Et au milieu de cette funeste parenthèse, tu avais eu droit à la guerre civile espagnole, l’exil, la deuxième guerre mondiale et l’occupation allemande, avec leurs cortèges de douleurs, de privations et de souffrances.

Voilà pour qui traverse tout cela, de quoi forger une personnalité et une détermination sans faille.

Pour célébrer tes 100 ans, le 25 Mai dernier, nous avions pu organiser une petite fête en ton honneur et je t’avais dédié pour l’occasion une lettre qui retraçait assez fidèlement ta vie telle que tu l’avais menée durant ce siècle, tes amitiés, tes valeurs, tes combats.

Ceux qui n’en ont pas eu connaissance peuvent la consulter sur ce lien :

(https://leblogdemesroutes.blogspot.com/2020/06/lettre-herminia.html).

Je ne reviendrai donc pas sur les péripéties de ton existence.
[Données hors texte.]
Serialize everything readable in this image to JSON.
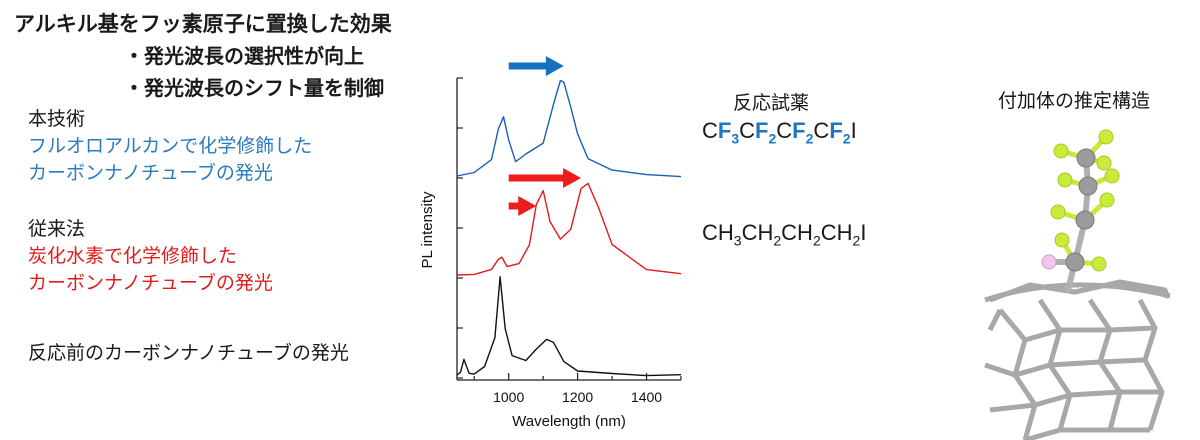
{
  "title": "アルキル基をフッ素原子に置換した効果",
  "bullets": [
    "・発光波長の選択性が向上",
    "・発光波長のシフト量を制御"
  ],
  "this_tech": {
    "heading": "本技術",
    "lines": [
      "フルオロアルカンで化学修飾した",
      "カーボンナノチューブの発光"
    ]
  },
  "conventional": {
    "heading": "従来法",
    "lines": [
      "炭化水素で化学修飾した",
      "カーボンナノチューブの発光"
    ]
  },
  "pristine_label": "反応前のカーボンナノチューブの発光",
  "reagent_heading": "反応試薬",
  "adduct_heading": "付加体の推定構造",
  "formula_blue": {
    "c1": "C",
    "f3": "F",
    "s3": "3",
    "c2": "C",
    "f2a": "F",
    "s2a": "2",
    "c3": "C",
    "f2b": "F",
    "s2b": "2",
    "c4": "C",
    "f2c": "F",
    "s2c": "2",
    "i": "I"
  },
  "formula_red": {
    "c1": "CH",
    "s3": "3",
    "c2": "CH",
    "s2a": "2",
    "c3": "CH",
    "s2b": "2",
    "c4": "CH",
    "s2c": "2",
    "i": "I"
  },
  "colors": {
    "blue": "#1b5fb5",
    "red": "#e31b1b",
    "black": "#111111",
    "arrow_blue": "#1570bd",
    "arrow_red": "#ee1c1c"
  },
  "chart_data": {
    "type": "line",
    "xlabel": "Wavelength (nm)",
    "ylabel": "PL intensity",
    "xlim": [
      850,
      1500
    ],
    "xticks": [
      1000,
      1200,
      1400
    ],
    "x_tick_labels": [
      "1000",
      "1200",
      "1400"
    ],
    "series": [
      {
        "color": "blue",
        "x": [
          850,
          900,
          950,
          970,
          985,
          1000,
          1020,
          1050,
          1100,
          1130,
          1150,
          1160,
          1180,
          1200,
          1230,
          1300,
          1400,
          1500
        ],
        "y": [
          0.02,
          0.06,
          0.18,
          0.5,
          0.62,
          0.38,
          0.17,
          0.24,
          0.35,
          0.75,
          0.98,
          0.97,
          0.72,
          0.44,
          0.2,
          0.08,
          0.03,
          0.02
        ]
      },
      {
        "color": "red",
        "x": [
          850,
          900,
          950,
          970,
          980,
          995,
          1030,
          1060,
          1080,
          1100,
          1120,
          1150,
          1180,
          1210,
          1230,
          1260,
          1300,
          1400,
          1500
        ],
        "y": [
          0.02,
          0.03,
          0.07,
          0.18,
          0.2,
          0.1,
          0.14,
          0.32,
          0.72,
          0.87,
          0.55,
          0.38,
          0.48,
          0.88,
          0.94,
          0.7,
          0.32,
          0.08,
          0.03
        ]
      },
      {
        "color": "black",
        "x": [
          850,
          860,
          870,
          885,
          900,
          930,
          960,
          975,
          990,
          1010,
          1050,
          1080,
          1110,
          1130,
          1160,
          1200,
          1300,
          1400,
          1500
        ],
        "y": [
          0.02,
          0.05,
          0.17,
          0.04,
          0.03,
          0.1,
          0.4,
          1.0,
          0.48,
          0.22,
          0.16,
          0.28,
          0.38,
          0.34,
          0.16,
          0.06,
          0.03,
          0.02,
          0.02
        ]
      }
    ],
    "shift_arrows": [
      {
        "color": "blue",
        "from": 1000,
        "to": 1160
      },
      {
        "color": "red",
        "from": 1000,
        "to": 1210
      },
      {
        "color": "red",
        "from": 1000,
        "to": 1080
      }
    ]
  }
}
Simplement pour remercier tous ceux qui ont su t’accompagner et prendre soin de toi, à ton domicile dans un premier temps avec le concours de Joëlle et des aides ménagères du CCAS de Luchon et du SSIAD, puis à Era Caso entourée de Mano, Thierry, Sandrine, Nathalie, Cyrielle, Emilie, Jean-Paul, Alaric, Habiba, Irina, Inita, Malika……et toutes leurs collègues de cette valeureuse équipe de soignants et d’accompagnants de cet EHPAD accueillant et attentif à nos aînés.

Alors nous, éblouis par cette soif de vivre de notre centenaire, un peu puérilement peut-être et assurément de façon complètement illusoire, on a vécu en se persuadant intérieurement que les nôtres et notamment toi pouvaient être immortels (ou presque) !
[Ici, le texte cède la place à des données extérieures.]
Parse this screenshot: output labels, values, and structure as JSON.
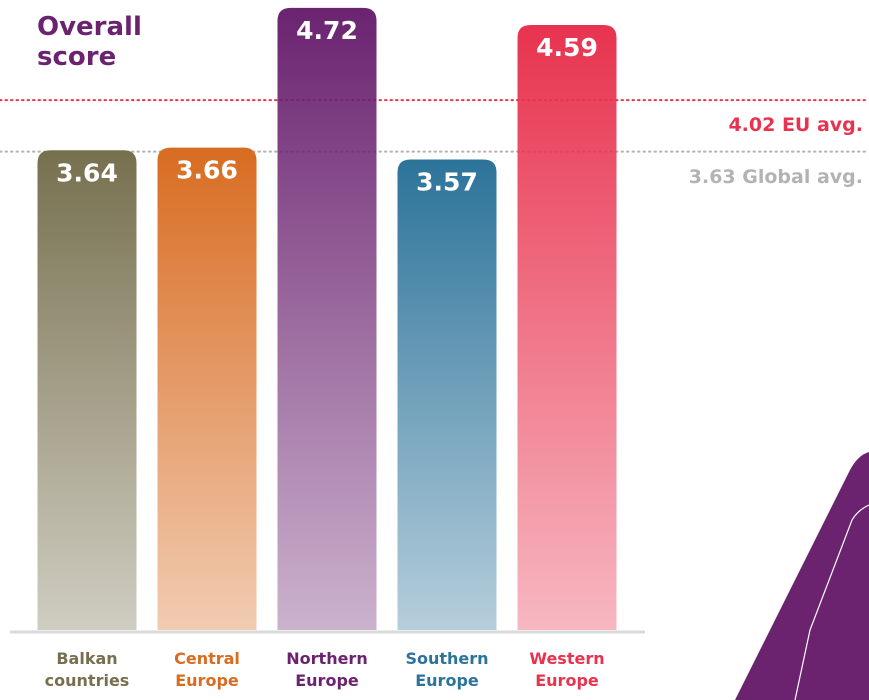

Surtout quand leur longévité était ainsi particulièrement remarquable.

Pour se rassurer peut-être, ou pour croire pouvoir tenir la mort, tant redoutée de tout un chacun, à distance.

Mais lorsqu’elle frappe à la porte, entre et enlève avec elle l’être cher qui va nous faire défaut à jamais, c’est un peu l’incompréhension et un certain sentiment d’incrédulité et d’injustice que l’on ressent, et ce quels que soient l’âge du défunt et les circonstances qui entourent son décès.

Car en fait, c’est bien cette peur grégaire et enfantine de l’abandon, de la perte de la mère ou du père qui refait surface tout à coup et nous fragilise intérieurement, en nous plongeant dans un chagrin profond et légitime.

Mais c’est aussi la proximité de notre propre départ qui nous interroge, parfois nous inquiète, voire nous angoisse et nous interpelle sur le sens à donner à la vie et à notre existence sociale et citoyenne.

Alors, il faut, sans tarder, que le travail de deuil s’engage et nous façonne pour retrouver un nouvel équilibre : l’absence physique de l’être cher doit se transformer en une présence mémorielle indispensable certes, mais à construire positivement, sans qu’elle ne devienne étouffante ou morbide, voire pis, mortifère.

Victor Hugo nous a autrefois indiqué poétiquement le sens et l’enjeu de ce défi :

« Tu n’es plus là où tu étais,
mais tu es partout là où je suis. »

 Chacun alors doit, en pleine conscience, choisir sa voie pour éviter de la subir.

Pour ce qui me concerne, c’est le refuge dans l’écriture que je privilégie : « écrire aux morts pour parler des vivants », porter témoignage de toute l’importance que ces êtres chers et disparus ont pu avoir dans nos destinées, du fait qu’ils ont été « des gens bien », notables ou petites gens, mais des « gens bien », à leur mesure et à celle de leurs entourages.

A la mort de mon père, Louis, c’est un peu abasourdi que je me suis trouvé, bien que je sache l’issue fatale qui lui était promise rapidement.

Pas abasourdi par la mort elle même, mais surtout par la prise de conscience brutale que l’on ne s’était pas encore assez parlé jusque là et que nous ne pourrions plus le faire.

Que j’avais encore certainement beaucoup à apprendre de lui, mais qu’il était désormais trop tard.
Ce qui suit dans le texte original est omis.